From Figure 8, all the parameters used to compare the non-adaptive LDA and adaptive LDA proposed in this paper show significant differences with
6.-CONCLUSIONS
Muscle fatigue is considered the major cause of sEMG changes during repetitive contractions performed for long periods of time. In this paper we focused on reducing the effects of muscle fatigue on upper limb myoelectric control using adaptive LDA. The proposed method is based on retraining the classifier using a new set formed by replacing 90 % of the oldest feature vector in the training set. Results show that when muscle fatigue increases, the recognition accuracy and sensitivity of the non-adaptive LDA classifier decreases from more than 90% to less than 58% in normally-limbed subjects, in the same situation False Positive Rate increases from around 9% to 36.2% and the F1-score decreases from 0.9 to 0.6. These parameters showed a more stable behavior and higher performance when adaptive LDA was evaluated. Although the overall results on amputees reveal a reduction of the performance compared to normally-limbed subjects, results show a similar trend.

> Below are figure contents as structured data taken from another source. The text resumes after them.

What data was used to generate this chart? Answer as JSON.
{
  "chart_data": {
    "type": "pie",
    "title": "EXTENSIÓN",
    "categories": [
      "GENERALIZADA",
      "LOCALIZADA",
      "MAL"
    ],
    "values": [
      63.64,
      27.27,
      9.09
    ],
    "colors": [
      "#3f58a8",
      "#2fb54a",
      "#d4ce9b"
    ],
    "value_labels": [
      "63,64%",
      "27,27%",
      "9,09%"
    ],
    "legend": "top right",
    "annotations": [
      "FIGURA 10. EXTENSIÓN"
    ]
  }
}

The Wilcoxon sum rank test shows a significant increase in performance of upper limb myoelectric control tasks when adaptive LDA is used with a confidence level of 99 %. In order to achieve a practical implementation of the proposed adaptive algorithm it is necessary a parameter that can be used to decide if certain trial is adequate for retraining the model. In addition, a future study should include the analysis of the performance in real-time conditions. These findings could help to reduce the current gap between scientific research and clinical practice in the field of EMG pattern recognition.